It was an early January morning. The cold water lapped at our bare feet as the sun rose on Waiheke's Oneroa Beach.
Hundreds of locals stood in silent solidarity with Ngāti Pāoa as they placed rāhui on the collection of scallops, mussels, crayfish and pāua within one nautical mile of the island.
Waves collapsed into the karakia of the tohunga, human utterance meeting the raw power of the untamed sea we've so egregiously exploited.
One of the things that's always got me about mainstream Pākehā treatment of nature is our pretence that it's disconnected from us. When we talk about climate change, we're accustomed to talking about how we're hurting the planet. When we talk about devastating forests and oceans, we decry the extinction we inflict on the species we share the world with.
We so rarely talk about how any and all of this throws the very ecosystem we rely on, for our own survival, out of sync. The more that we hurt our natural world, the more we hurt ourselves: the air we need to breathe, the food we need to eat, the resources we depend on for life.
Recently I've started toying with my assumptions about sustainability, and where they come from. Western sensibilities say sustainability means having "a light footprint", "as small an impact as possible", and basically figuring out ways to perpetuate stuff that is identifiably harmful by making them slightly less so, or just banning human interaction with those things outright.
That thinking formed the basis of the Hauraki Gulf Marine Park Act 2000. Twenty-one years and several reports later, we've literally documented the degradation unfolding and the constant warnings issued along the way to decision-makers to just do something. Anything.
Since the turn of the century, we haven't increased the 0.3 per cent protected no-take zone. The anchors of "economic" consideration weigh disproportionately heavy in the legislation.
We're a long way off the consensus of international experts, who propose that at least 30 per cent of our oceans need to be protected if we're going to avoid fishery collapse, restore biodiversity, and build ocean resistance to climate change.
Earnestly following science as a Green MP, we campaigned on exactly that this election, as well as immediately phasing out the most harmful commercial fishing practices in the Hauraki.
While Western science says act now, mātauranga Māori has long felt the wairua of Tikapa Moana faces an imbalance. It's an inevitability with short-term focus on extracting as much as possible and ignoring nature's calls for respite from human tampering. Good governance would offer our ocean that reprieve, enabling restoration.
More holistically, Te Ao Māori is grounded in the interdependency of people and the planet we call home, and holds enlightenment light years ahead of the culturally deprived "sustainability" way of thinking I'd been raised with.
In absence of timely parliamentary political leadership, iwi and hapū step up time and time again. We saw it in Te Kawerau ā Maki Waitākere rāhui to stop the spread of kauri dieback. We see it in the few weeks Ngāti Pāoa escalated from discussing intervention to protect the Hauraki's health in the final few weeks of 2020, to the tohunga and kaumātua rolling up their trousers and placing the rāhui in the opening month of 2021.
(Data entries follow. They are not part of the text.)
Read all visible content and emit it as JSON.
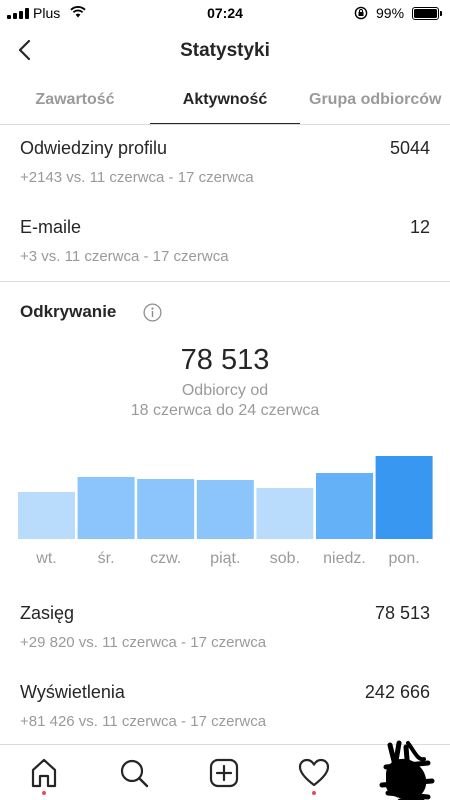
{
  "status_bar": {
    "carrier": "Plus",
    "time": "07:24",
    "battery": "99%",
    "icons": [
      "signal-icon",
      "wifi-icon",
      "rotation-lock-icon",
      "battery-icon"
    ]
  },
  "header": {
    "title": "Statystyki",
    "back_icon": "chevron-left-icon"
  },
  "tabs": [
    {
      "label": "Zawartość",
      "active": false
    },
    {
      "label": "Aktywność",
      "active": true
    },
    {
      "label": "Grupa odbiorców",
      "active": false
    }
  ],
  "interactions": [
    {
      "label": "Odwiedziny profilu",
      "value": "5044",
      "compare": "+2143 vs. 11 czerwca - 17 czerwca"
    },
    {
      "label": "E-maile",
      "value": "12",
      "compare": "+3 vs. 11 czerwca - 17 czerwca"
    }
  ],
  "discovery": {
    "title": "Odkrywanie",
    "info_icon": "info-icon",
    "total": "78 513",
    "total_label": "Odbiorcy od",
    "date_range": "18 czerwca do 24 czerwca",
    "metrics": [
      {
        "label": "Zasięg",
        "value": "78 513",
        "compare": "+29 820 vs. 11 czerwca - 17 czerwca"
      },
      {
        "label": "Wyświetlenia",
        "value": "242 666",
        "compare": "+81 426 vs. 11 czerwca - 17 czerwca"
      }
    ]
  },
  "chart_data": {
    "type": "bar",
    "categories": [
      "wt.",
      "śr.",
      "czw.",
      "piąt.",
      "sob.",
      "niedz.",
      "pon."
    ],
    "values": [
      47,
      62,
      60,
      59,
      51,
      66,
      83
    ],
    "ylim": [
      0,
      100
    ],
    "grid": false,
    "bar_colors": [
      "#b9dcfd",
      "#8cc5fb",
      "#8cc5fb",
      "#8cc5fb",
      "#b9dcfd",
      "#64b1f8",
      "#3897f0"
    ],
    "tick_color": "#9a9a9a"
  },
  "bottom_nav": {
    "items": [
      {
        "name": "home-icon",
        "active": true,
        "badge": true
      },
      {
        "name": "search-icon",
        "active": false,
        "badge": false
      },
      {
        "name": "add-post-icon",
        "active": false,
        "badge": false
      },
      {
        "name": "heart-icon",
        "active": false,
        "badge": true
      },
      {
        "name": "profile-avatar",
        "active": false,
        "badge": false
      }
    ]
  },
  "colors": {
    "text_primary": "#262626",
    "text_secondary": "#9a9a9a",
    "divider": "#dbdbdb",
    "accent": "#3897f0",
    "badge": "#ed4956"
  }
}
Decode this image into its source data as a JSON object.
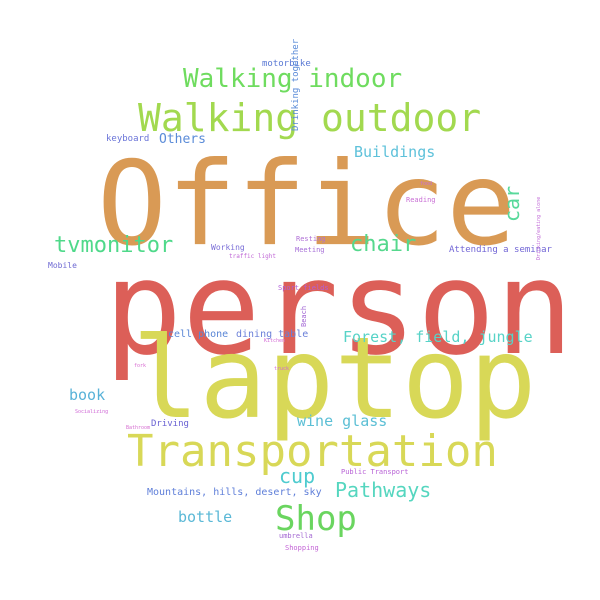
{
  "words": [
    {
      "text": "Office",
      "color": "#d99a55"
    },
    {
      "text": "person",
      "color": "#dc5f58"
    },
    {
      "text": "laptop",
      "color": "#d8d857"
    },
    {
      "text": "Transportation",
      "color": "#d8d857"
    },
    {
      "text": "Walking outdoor",
      "color": "#a2d94f"
    },
    {
      "text": "Walking indoor",
      "color": "#6fdc5f"
    },
    {
      "text": "Shop",
      "color": "#6ad55f"
    },
    {
      "text": "tvmonitor",
      "color": "#4fd98a"
    },
    {
      "text": "chair",
      "color": "#55d88d"
    },
    {
      "text": "car",
      "color": "#58d99b"
    },
    {
      "text": "Pathways",
      "color": "#55d6bf"
    },
    {
      "text": "Forest, field, jungle",
      "color": "#57d3c7"
    },
    {
      "text": "cup",
      "color": "#4ecbcf"
    },
    {
      "text": "Buildings",
      "color": "#5ec1da"
    },
    {
      "text": "wine glass",
      "color": "#5cbfd5"
    },
    {
      "text": "bottle",
      "color": "#5ab8d6"
    },
    {
      "text": "book",
      "color": "#58b2d8"
    },
    {
      "text": "Others",
      "color": "#5a8bd8"
    },
    {
      "text": "cell phone",
      "color": "#5a86d6"
    },
    {
      "text": "dining table",
      "color": "#6a7fd8"
    },
    {
      "text": "Mountains, hills, desert, sky",
      "color": "#5f7fd9"
    },
    {
      "text": "keyboard",
      "color": "#6a74d8"
    },
    {
      "text": "motorbike",
      "color": "#5a79d4"
    },
    {
      "text": "Drinking together",
      "color": "#5a8bd8"
    },
    {
      "text": "Driving",
      "color": "#6a62d3"
    },
    {
      "text": "Mobile",
      "color": "#6f6ad3"
    },
    {
      "text": "Working",
      "color": "#7a6ed7"
    },
    {
      "text": "Attending a seminar",
      "color": "#7266d6"
    },
    {
      "text": "Resting",
      "color": "#b070d6"
    },
    {
      "text": "Meeting",
      "color": "#a770d8"
    },
    {
      "text": "traffic light",
      "color": "#c169d6"
    },
    {
      "text": "Sport fields",
      "color": "#b05fd8"
    },
    {
      "text": "Beach",
      "color": "#a266d4"
    },
    {
      "text": "Reading",
      "color": "#c96fd5"
    },
    {
      "text": "food",
      "color": "#c86fd4"
    },
    {
      "text": "Drinking/eating alone",
      "color": "#c16ad7"
    },
    {
      "text": "Public Transport",
      "color": "#b862d6"
    },
    {
      "text": "umbrella",
      "color": "#a368d2"
    },
    {
      "text": "Shopping",
      "color": "#c363d6"
    },
    {
      "text": "Socializing",
      "color": "#d06ad6"
    },
    {
      "text": "Bathroom",
      "color": "#d56cd0"
    },
    {
      "text": "truck",
      "color": "#cf6ad7"
    },
    {
      "text": "fork",
      "color": "#d76bd1"
    },
    {
      "text": "Kitchen",
      "color": "#d56cd6"
    }
  ]
}
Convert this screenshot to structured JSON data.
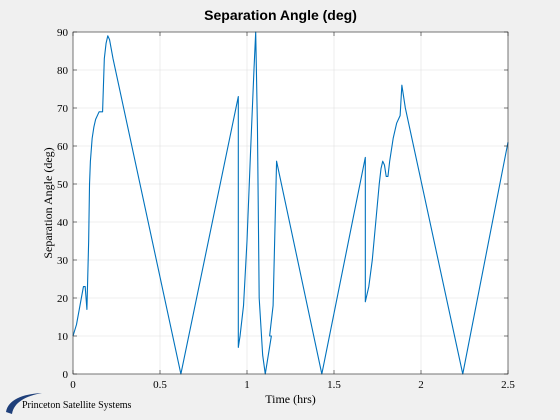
{
  "chart_data": {
    "type": "line",
    "title": "Separation Angle (deg)",
    "xlabel": "Time (hrs)",
    "ylabel": "Separation Angle (deg)",
    "xlim": [
      0,
      2.5
    ],
    "ylim": [
      0,
      90
    ],
    "xticks": [
      0,
      0.5,
      1,
      1.5,
      2,
      2.5
    ],
    "xtick_labels": [
      "0",
      "0.5",
      "1",
      "1.5",
      "2",
      "2.5"
    ],
    "yticks": [
      0,
      10,
      20,
      30,
      40,
      50,
      60,
      70,
      80,
      90
    ],
    "ytick_labels": [
      "0",
      "10",
      "20",
      "30",
      "40",
      "50",
      "60",
      "70",
      "80",
      "90"
    ],
    "grid": true,
    "series": [
      {
        "color": "#0072bd",
        "x": [
          0,
          0.02,
          0.04,
          0.06,
          0.07,
          0.08,
          0.09,
          0.095,
          0.1,
          0.11,
          0.12,
          0.13,
          0.15,
          0.17,
          0.18,
          0.18,
          0.19,
          0.2,
          0.21,
          0.23,
          0.62,
          0.95,
          0.95,
          0.96,
          0.98,
          1.0,
          1.02,
          1.04,
          1.05,
          1.06,
          1.07,
          1.09,
          1.105,
          1.14,
          1.14,
          1.13,
          1.15,
          1.17,
          1.17,
          1.43,
          1.68,
          1.68,
          1.7,
          1.72,
          1.74,
          1.76,
          1.77,
          1.78,
          1.79,
          1.8,
          1.81,
          1.82,
          1.84,
          1.86,
          1.88,
          1.88,
          1.89,
          1.91,
          2.24,
          2.5
        ],
        "y": [
          10,
          13,
          18,
          23,
          23,
          17,
          35,
          50,
          56,
          62,
          65,
          67,
          69,
          69,
          83,
          83,
          87,
          89,
          88,
          83,
          0,
          73,
          7,
          10,
          18,
          35,
          58,
          80,
          90,
          65,
          20,
          5,
          0,
          10,
          10,
          10,
          18,
          56,
          56,
          0,
          57,
          19,
          23,
          30,
          40,
          50,
          54,
          56,
          55,
          52,
          52,
          56,
          62,
          66,
          68,
          68,
          76,
          70,
          0,
          61
        ]
      }
    ]
  },
  "footer": {
    "logo_text": "Princeton Satellite Systems"
  }
}
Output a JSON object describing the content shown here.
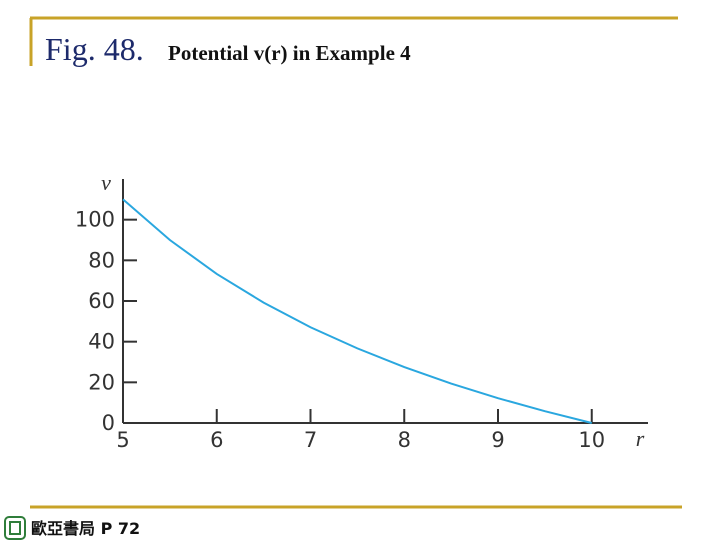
{
  "header": {
    "figure": "Fig. 48.",
    "title": "Potential v(r) in Example 4"
  },
  "chart_data": {
    "type": "line",
    "x_label": "r",
    "y_label": "v",
    "x": [
      5,
      5.5,
      6,
      6.5,
      7,
      7.5,
      8,
      8.5,
      9,
      9.5,
      10
    ],
    "series": [
      {
        "color": "#2aa7df",
        "values": [
          110,
          90,
          73.3,
          59.2,
          47.1,
          36.7,
          27.5,
          19.4,
          12.2,
          5.8,
          0
        ]
      }
    ],
    "xlim": [
      5,
      10.6
    ],
    "ylim": [
      0,
      120
    ],
    "xticks": [
      5,
      6,
      7,
      8,
      9,
      10
    ],
    "yticks": [
      0,
      20,
      40,
      60,
      80,
      100
    ]
  },
  "footer": {
    "text": "歐亞書局 P 72"
  }
}
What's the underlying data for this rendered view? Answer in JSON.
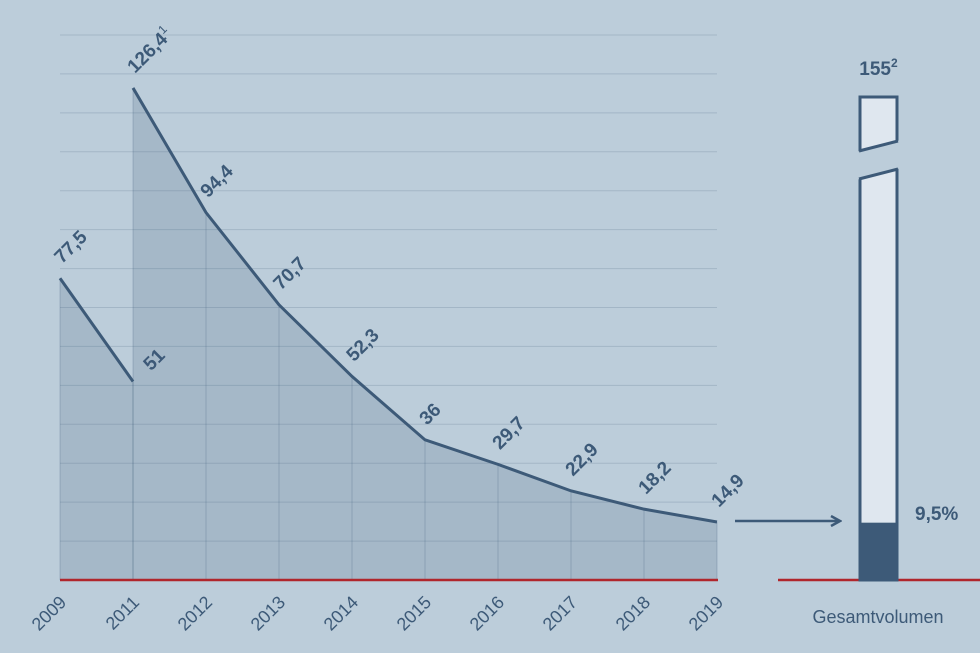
{
  "chart_data": {
    "type": "line",
    "categories": [
      "2009",
      "2011",
      "2012",
      "2013",
      "2014",
      "2015",
      "2016",
      "2017",
      "2018",
      "2019"
    ],
    "series": [
      {
        "color": "#3d5a78",
        "values": [
          77.5,
          51,
          null,
          null,
          null,
          null,
          null,
          null,
          null,
          null
        ],
        "value_labels": [
          "77,5",
          "51",
          null,
          null,
          null,
          null,
          null,
          null,
          null,
          null
        ]
      },
      {
        "color": "#3d5a78",
        "values": [
          null,
          126.4,
          94.4,
          70.7,
          52.3,
          36,
          29.7,
          22.9,
          18.2,
          14.9
        ],
        "value_labels": [
          null,
          "126,4",
          "94,4",
          "70,7",
          "52,3",
          "36",
          "29,7",
          "22,9",
          "18,2",
          "14,9"
        ],
        "value_label_notes": [
          null,
          "1",
          null,
          null,
          null,
          null,
          null,
          null,
          null,
          null
        ]
      }
    ],
    "ylim": [
      0,
      140
    ],
    "yticks": [
      0,
      10,
      20,
      30,
      40,
      50,
      60,
      70,
      80,
      90,
      100,
      110,
      120,
      130,
      140
    ],
    "grid": true,
    "show_ytick_labels": false,
    "baseline_color": "#b0262c",
    "total": {
      "label": "Gesamtvolumen",
      "value": 155,
      "value_label": "155",
      "note": "2",
      "share": 9.5,
      "share_label": "9,5%",
      "color": "#dfe7ef",
      "share_color": "#3d5a78"
    }
  }
}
If we are committed to protecting and restoring the health of our environment, the rest of us need to step up and tautoko iwi and hapū-led solutions like these. What we can do right now, as a matter of immediacy, is submit in support of the Waiheke Rāhui to the Ministry of Primary Industries consultation on the temporary closure.
Systematic overhaul is well overdue. We know that. How do we get there? With steps like these, taken together, over and over again.
Toitū te marae a Tāne-Mahuta, Toitū te marae a Tangaroa, Toitū te tangata.